Puzzling case

Michael Curtis mcurtis at LAW.WFU.EDU
Fri Aug 17 11:23:36 PDT 2001


The problem with Walter Dellinger's approach--get the government out of funding
speech, eliminating NPR, PBS, etc. is that it fails to come to grips with what
is in fact happening to mass communication in the country, as media corporations
merge, are owned but GE, etc. and the market place of ideas become an oligopoly,
and the range of acceptable discussion shrinks.  Meanwhile reporting of matters
such as what most candidates for public office have to say shrinks--after all it
is much better to require political speech to be paid for rather than for free.
So formalism ignores what is going on in fact.  A disturbing discussion of what
is actually happening can be found in McChesney, Rich Media, Poor Democracy.
Before we further shrink sources of information, we might want to take a peek at
what is happening in the real world.  And then, if we are concerned with
democratic government, we might begin to think about what if anything can be
done.

Michael Curtis

"Dellinger, Walter" wrote:

>  Mark -- The state law denying personalized license plates messages that are
> 'inflammatory or contrary to public policy' seems clearly unconstitutional.
> I don't see how the First Amendment can permit state officials to censor
> what is undoubtedly private speech, much of it protected by the core of the
> first amendment.  Here, of course the State has provided a generalized
> subsidy, but it has not remotely attempted to limit the subject matter of
> this 'forum' in any way, nor has it in any way sought to propound its own
> message.
>   Here's why I think you are unsympathetic to the claim that the law is
> unconstitutional.  It is very understandably that one is uncomfortable when
> state itself to actually stamps out and provide the plates for messages that
> are deeply offensive [Ethnic Group X Stinks] or religious [Jesus is Lord] or
> anti-religious [God is Dead].  But if one is uncomfortable with the
> Government's role in actually producing such messages, the option should not
> be censorship, but withdrawal of the government from the business of
> stamping out messages.
>    I think that we are generally too reluctant to see that the right answer,
> considering both constitutional law and good policy, is to conclude that
> because government can't censor private messages it funds, it simply ought
> to get out of the business of funding private massages.

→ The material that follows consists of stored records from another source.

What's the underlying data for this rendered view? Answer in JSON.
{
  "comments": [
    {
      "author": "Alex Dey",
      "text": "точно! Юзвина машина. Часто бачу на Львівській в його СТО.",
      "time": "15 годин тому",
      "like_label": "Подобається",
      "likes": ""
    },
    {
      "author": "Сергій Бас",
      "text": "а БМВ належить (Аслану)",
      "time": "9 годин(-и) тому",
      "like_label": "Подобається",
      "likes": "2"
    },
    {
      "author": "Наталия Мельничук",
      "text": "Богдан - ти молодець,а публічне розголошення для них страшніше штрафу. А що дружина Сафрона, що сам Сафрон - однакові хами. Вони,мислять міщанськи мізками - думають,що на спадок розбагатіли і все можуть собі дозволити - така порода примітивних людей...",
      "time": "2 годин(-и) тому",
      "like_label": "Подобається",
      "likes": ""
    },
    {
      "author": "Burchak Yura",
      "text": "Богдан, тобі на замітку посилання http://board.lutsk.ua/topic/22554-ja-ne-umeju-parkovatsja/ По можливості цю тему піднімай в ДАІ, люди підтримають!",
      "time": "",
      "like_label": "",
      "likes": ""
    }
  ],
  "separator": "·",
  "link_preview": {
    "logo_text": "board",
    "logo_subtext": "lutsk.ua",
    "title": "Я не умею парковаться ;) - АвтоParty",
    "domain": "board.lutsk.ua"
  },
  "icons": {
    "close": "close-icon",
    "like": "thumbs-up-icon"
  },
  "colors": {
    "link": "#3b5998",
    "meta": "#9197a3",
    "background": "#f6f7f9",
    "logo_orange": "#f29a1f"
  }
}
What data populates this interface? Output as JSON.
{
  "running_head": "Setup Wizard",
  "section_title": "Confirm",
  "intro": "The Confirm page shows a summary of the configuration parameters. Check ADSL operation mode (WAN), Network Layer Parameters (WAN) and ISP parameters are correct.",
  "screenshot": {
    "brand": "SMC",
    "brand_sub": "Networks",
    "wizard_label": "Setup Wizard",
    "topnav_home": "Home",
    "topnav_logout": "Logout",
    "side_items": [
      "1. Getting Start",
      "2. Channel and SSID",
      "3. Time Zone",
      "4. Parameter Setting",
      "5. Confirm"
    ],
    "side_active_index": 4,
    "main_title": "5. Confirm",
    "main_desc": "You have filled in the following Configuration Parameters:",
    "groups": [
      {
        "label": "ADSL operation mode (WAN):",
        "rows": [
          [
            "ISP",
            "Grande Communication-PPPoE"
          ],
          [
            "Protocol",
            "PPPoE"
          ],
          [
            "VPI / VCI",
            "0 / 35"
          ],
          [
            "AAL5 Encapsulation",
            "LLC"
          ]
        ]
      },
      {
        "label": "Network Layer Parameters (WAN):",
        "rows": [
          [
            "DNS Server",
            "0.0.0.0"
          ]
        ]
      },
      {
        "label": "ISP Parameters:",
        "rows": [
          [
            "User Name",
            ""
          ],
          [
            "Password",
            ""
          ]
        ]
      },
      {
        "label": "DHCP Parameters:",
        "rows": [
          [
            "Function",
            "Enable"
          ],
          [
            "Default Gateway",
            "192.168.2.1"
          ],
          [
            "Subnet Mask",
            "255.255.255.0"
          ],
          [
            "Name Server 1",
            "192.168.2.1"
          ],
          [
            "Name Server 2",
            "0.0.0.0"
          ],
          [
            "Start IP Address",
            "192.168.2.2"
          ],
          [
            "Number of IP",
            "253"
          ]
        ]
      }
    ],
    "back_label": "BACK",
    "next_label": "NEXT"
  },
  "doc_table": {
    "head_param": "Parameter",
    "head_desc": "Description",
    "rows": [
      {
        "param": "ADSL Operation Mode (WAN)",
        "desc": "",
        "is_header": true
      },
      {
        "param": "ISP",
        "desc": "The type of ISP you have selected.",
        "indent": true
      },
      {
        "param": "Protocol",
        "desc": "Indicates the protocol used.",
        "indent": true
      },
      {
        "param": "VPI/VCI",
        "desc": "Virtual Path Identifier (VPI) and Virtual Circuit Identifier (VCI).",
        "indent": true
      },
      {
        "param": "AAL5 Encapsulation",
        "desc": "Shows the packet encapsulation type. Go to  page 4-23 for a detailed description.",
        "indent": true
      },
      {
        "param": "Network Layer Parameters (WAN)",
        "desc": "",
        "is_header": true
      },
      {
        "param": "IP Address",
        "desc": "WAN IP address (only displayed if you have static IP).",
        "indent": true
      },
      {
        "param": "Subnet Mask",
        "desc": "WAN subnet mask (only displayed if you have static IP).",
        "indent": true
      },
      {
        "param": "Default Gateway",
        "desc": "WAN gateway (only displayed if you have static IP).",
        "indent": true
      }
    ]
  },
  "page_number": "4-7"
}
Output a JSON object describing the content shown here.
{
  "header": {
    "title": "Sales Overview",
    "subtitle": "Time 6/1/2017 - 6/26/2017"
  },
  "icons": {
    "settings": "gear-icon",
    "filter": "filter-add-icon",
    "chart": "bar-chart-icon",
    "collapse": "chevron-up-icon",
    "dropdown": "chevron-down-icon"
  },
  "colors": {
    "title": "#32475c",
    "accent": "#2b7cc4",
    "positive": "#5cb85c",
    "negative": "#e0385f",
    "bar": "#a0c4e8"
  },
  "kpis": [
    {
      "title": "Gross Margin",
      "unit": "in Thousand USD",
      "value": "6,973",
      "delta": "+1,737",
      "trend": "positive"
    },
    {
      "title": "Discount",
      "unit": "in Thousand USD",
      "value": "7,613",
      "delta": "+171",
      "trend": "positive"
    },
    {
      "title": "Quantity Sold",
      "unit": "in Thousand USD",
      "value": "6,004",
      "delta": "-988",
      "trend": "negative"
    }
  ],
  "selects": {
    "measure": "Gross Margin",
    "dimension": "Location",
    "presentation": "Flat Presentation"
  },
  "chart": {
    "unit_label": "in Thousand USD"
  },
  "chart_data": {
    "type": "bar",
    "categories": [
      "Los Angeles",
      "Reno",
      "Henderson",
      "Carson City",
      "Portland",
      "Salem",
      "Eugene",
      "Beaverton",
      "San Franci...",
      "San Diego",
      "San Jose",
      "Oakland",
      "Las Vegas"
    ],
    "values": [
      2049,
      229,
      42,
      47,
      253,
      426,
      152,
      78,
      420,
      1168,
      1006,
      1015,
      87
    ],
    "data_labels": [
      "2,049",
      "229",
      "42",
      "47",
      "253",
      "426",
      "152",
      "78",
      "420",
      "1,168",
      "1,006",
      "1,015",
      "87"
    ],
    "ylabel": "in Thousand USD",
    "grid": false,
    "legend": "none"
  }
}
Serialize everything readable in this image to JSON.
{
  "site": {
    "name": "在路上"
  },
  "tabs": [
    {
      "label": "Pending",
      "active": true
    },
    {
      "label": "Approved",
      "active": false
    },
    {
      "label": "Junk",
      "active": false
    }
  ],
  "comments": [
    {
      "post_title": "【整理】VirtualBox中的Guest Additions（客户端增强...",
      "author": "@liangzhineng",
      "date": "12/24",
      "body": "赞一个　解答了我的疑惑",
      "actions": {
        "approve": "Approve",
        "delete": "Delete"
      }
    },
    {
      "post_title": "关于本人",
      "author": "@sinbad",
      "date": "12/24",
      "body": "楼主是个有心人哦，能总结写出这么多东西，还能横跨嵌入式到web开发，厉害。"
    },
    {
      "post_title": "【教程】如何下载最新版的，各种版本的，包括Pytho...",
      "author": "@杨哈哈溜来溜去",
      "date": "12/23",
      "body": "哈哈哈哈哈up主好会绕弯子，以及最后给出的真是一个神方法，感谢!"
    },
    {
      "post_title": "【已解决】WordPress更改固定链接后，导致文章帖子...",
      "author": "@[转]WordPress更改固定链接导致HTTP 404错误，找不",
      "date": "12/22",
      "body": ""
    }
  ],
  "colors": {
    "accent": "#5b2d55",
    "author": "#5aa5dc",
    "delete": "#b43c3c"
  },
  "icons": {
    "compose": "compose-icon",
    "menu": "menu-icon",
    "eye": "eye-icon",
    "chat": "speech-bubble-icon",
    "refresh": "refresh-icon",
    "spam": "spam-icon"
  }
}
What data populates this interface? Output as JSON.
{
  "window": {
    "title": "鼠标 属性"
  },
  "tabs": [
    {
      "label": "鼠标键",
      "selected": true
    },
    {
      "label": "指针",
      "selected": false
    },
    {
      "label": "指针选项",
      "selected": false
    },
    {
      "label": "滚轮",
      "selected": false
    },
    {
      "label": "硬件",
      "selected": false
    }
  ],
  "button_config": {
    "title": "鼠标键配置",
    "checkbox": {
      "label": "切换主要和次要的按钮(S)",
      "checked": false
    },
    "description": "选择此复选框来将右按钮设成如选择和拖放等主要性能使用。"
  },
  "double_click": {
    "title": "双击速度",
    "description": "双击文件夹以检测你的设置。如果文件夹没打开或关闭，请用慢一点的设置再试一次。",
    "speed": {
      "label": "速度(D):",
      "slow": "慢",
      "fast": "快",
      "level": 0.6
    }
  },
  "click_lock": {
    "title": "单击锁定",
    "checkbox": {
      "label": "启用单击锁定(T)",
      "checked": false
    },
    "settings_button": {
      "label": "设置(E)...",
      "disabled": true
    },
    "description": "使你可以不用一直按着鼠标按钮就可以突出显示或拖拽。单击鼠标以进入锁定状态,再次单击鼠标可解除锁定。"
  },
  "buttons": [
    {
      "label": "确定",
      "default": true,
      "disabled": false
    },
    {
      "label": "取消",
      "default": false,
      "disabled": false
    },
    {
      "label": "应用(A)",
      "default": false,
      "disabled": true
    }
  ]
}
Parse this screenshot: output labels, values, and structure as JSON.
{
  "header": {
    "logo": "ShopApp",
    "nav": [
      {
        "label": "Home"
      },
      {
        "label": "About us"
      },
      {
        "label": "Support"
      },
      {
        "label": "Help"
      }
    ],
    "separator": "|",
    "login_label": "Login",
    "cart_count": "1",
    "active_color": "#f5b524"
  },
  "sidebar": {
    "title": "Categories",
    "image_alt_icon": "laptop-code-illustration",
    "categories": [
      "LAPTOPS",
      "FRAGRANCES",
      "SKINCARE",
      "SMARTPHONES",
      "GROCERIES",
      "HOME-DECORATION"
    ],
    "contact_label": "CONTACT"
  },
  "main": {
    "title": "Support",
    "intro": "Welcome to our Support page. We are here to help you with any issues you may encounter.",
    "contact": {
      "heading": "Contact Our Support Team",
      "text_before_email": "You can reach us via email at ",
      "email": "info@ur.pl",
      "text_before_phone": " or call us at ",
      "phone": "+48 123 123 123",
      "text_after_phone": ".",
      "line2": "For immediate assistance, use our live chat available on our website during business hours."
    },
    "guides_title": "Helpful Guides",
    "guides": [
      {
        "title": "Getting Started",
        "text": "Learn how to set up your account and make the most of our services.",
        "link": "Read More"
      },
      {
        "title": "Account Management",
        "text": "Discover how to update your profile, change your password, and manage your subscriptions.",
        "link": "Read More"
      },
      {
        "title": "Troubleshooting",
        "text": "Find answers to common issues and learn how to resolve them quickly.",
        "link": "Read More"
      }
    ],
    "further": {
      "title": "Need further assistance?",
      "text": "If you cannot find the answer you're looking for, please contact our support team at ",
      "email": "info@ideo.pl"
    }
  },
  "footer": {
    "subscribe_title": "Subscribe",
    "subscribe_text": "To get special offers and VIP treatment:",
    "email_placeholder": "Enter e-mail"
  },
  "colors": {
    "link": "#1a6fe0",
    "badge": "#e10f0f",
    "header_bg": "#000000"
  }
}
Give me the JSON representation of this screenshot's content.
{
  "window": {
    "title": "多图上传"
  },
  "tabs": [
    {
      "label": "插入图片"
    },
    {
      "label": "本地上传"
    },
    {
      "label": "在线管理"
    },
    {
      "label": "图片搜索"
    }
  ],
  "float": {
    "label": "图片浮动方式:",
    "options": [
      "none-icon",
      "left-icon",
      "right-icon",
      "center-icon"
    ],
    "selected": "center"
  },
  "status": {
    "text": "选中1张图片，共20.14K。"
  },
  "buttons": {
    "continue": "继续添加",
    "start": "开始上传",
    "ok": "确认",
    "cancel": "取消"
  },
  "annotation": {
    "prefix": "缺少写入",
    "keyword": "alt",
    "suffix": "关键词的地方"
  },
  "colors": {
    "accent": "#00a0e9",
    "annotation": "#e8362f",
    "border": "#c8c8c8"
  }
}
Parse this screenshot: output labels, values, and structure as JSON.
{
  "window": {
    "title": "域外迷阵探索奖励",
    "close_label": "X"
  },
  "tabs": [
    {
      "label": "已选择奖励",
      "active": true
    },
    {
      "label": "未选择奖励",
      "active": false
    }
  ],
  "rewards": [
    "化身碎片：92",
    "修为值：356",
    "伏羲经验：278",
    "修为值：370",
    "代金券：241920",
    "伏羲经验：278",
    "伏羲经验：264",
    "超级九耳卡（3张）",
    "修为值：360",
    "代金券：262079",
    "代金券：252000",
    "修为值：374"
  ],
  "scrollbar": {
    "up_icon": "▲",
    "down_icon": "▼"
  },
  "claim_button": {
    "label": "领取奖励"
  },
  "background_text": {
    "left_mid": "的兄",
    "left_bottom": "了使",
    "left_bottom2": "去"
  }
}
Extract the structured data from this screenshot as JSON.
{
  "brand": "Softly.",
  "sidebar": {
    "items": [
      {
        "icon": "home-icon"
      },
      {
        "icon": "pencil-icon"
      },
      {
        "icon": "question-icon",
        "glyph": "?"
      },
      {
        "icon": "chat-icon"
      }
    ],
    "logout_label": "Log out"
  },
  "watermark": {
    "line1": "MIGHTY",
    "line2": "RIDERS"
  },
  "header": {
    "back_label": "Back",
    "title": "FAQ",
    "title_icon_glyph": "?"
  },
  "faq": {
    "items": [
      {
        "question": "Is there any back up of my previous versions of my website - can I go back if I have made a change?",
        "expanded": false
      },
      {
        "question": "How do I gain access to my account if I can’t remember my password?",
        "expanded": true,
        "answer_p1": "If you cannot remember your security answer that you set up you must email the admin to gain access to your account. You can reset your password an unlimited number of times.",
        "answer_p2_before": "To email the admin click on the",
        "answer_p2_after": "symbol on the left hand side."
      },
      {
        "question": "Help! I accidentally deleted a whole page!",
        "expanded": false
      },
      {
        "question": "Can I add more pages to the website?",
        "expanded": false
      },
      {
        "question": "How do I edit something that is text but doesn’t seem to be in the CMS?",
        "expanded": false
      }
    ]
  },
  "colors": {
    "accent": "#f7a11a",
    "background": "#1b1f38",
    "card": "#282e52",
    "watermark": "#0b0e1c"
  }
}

I love much about
> NPR, but the whole area of government funding of speech makes me
> uncomfortable.  Censorship of [governmentally funded] private speech cannot
> be the answer. Maybe less government is.
>
> -----Original Message-----
> From: Mark Tushnet
> To: CONLAWPROF at listserv.ucla.edu
> Sent: 8/9/01 12:49 PM
> Subject: Puzzling case
>
> I'm genuinely puzzled about how to think about Lewis v. Wilson, 253 F.3d
> 1077 (8th Cir. 2001), which holds unconstitutional a state policy of
> denying personalized license plates  that are "inflammatory or contrary
> to public policy."  The Court of Appeals invoked the principle that
> speech restrictions are unconstitutional when they are so general that
> government officials have unbridled discretion.  Assume that there's no
> state action question about the U.S. Postal Service, and that the Postal
> Service adopts a policy of issuing personalized stamps to anyone who
> pays a special fee, but refuses to issue stamps that are inflammatory or
> contrary to public policy.  Assume that a state university's press
> decides to promote literacy by issuing pamphlets submitted to it by
> anyone (with a special fee), but refuses to publish pamphlets that are
> inflammatory or contrary to public policy.
>
> I confess to being unsympathetic to the claim that these policies are
> unconstitutional, but I'm not sure why.  Does it matter that everybody's
> got to have a license plate (though not a personalized one -- and we
> know that the government can't prohibit bumper stickers that are
> inflammatory, etc.), and that every letter has to have a stamp?  Or are
> all the cases ones of government speech, including the personalized
> license plate, in which case I would think that the "unbridled
> discretion" principle couldn't possibly apply?  Or are they (or some of
> them) cases of "individual speech channeled through the government," in
> which case -- well, what *are* the relevant principles?  (The Supreme
> Court cases don't seem to acknowledge the possibility of an intermediate
> category; Rosenberger is conceptualized a case of pure individual
> speech, and I think that's true of all the relevant cases [some of
> which, of course, say that the speech is pure government speech].)